Chancellor Kaya Henderson, head the of the District of Columbia public school system, recently announced that the district would suspend the practice of using student test scores to evaluate teacher performance while students adjust to new tests based on the Common Core standards.
The District of Columbia public school system was one of the first in the country to evaluate teachers using student test scores. My hope is that others districts around the country will follow the district’s recent move, and that they will ultimately realize that evaluating teachers based on student test scores is an invalid measure of teacher performance.

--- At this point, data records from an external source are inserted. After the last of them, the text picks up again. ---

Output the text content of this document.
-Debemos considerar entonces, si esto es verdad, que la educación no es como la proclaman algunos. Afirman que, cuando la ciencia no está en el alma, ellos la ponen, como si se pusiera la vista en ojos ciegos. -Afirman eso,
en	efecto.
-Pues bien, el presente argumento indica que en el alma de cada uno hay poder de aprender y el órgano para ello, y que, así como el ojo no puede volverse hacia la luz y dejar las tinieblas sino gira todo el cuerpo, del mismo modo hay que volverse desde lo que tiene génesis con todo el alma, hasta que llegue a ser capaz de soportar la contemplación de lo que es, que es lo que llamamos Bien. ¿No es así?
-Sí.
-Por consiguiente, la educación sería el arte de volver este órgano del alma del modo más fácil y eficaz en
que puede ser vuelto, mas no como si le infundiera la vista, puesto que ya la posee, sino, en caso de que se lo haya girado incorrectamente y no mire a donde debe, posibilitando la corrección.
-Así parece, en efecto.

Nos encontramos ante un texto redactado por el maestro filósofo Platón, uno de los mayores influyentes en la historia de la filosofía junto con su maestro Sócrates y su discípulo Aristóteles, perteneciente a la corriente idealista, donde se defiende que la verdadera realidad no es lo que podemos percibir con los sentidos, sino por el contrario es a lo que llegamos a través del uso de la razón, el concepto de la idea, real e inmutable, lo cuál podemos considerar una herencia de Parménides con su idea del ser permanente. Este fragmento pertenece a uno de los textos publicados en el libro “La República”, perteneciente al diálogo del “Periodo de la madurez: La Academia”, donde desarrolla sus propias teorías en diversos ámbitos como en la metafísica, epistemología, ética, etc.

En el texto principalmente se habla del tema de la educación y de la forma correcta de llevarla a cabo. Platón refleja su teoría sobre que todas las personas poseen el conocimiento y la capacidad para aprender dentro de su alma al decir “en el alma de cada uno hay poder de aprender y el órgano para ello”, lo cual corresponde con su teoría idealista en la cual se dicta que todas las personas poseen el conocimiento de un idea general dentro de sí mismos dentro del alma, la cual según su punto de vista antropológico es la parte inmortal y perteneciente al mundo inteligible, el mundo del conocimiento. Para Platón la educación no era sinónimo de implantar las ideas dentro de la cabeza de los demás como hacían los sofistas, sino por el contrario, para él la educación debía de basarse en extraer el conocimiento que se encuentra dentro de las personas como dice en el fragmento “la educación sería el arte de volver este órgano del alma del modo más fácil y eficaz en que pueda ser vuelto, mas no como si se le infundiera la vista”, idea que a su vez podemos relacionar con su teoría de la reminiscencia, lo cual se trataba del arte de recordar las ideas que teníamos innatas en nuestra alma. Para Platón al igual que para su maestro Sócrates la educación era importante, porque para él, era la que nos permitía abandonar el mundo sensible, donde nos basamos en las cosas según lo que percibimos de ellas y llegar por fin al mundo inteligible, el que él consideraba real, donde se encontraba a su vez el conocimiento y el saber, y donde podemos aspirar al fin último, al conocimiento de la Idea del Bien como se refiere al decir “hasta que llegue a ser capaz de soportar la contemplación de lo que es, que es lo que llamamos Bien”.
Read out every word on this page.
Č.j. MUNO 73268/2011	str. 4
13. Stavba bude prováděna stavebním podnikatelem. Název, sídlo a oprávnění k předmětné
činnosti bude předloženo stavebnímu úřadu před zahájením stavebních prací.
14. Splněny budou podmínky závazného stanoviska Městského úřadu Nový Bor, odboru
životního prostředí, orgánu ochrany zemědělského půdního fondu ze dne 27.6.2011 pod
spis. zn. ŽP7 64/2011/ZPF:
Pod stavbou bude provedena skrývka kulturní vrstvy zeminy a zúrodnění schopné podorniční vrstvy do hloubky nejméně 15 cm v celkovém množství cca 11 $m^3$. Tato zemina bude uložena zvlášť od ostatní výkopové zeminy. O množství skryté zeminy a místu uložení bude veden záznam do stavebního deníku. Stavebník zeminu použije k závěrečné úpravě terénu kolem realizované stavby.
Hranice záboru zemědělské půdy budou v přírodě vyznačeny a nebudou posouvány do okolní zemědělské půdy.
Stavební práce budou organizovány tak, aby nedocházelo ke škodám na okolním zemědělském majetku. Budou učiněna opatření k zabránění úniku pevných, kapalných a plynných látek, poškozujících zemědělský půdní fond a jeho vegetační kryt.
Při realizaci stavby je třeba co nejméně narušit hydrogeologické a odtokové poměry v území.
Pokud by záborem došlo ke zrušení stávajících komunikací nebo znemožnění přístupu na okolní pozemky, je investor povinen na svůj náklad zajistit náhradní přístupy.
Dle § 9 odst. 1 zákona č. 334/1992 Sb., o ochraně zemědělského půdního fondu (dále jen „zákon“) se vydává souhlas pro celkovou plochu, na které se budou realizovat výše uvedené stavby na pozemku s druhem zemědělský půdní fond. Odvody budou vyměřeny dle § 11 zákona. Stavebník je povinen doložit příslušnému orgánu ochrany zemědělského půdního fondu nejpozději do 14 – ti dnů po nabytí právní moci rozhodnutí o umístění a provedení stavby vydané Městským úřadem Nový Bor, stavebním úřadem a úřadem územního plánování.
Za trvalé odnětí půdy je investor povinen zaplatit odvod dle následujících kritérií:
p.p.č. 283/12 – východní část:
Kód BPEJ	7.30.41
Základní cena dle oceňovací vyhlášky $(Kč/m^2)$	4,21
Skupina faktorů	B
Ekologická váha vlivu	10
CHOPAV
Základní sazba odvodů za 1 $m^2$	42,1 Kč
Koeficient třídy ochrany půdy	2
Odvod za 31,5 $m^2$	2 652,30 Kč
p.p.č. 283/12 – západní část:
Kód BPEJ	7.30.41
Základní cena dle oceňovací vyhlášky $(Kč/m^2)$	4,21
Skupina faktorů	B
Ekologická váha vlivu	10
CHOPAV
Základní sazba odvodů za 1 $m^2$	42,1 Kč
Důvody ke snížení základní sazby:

Chancellor Henderson went on to say that it wouldn’t be fair to use the new tests until a baseline is established and any complications are worked out. That remark alone should be an indicator of why using student scores to evaluate teachers doesn’t work. After all, if student tests were a valid measure of teacher performance, why should the new tests pose complications or need baselines established?
The fact is that using standardized tests to evaluate teacher performance is a political, not an educational, decision. No research justifies the use of such tests for this purpose. In fact, using any standardized test for this purpose is invalid and unreliable. There are just too many extraneous factors.
If we really want to improve teaching, we should look to develop models of effective evaluation rather than pursuing problematic schemes that measure teachers, create disincentives for teaching hi-need students, offer no useful feedback on how to improve teaching practice, and risk driving some of the best teachers out of the profession.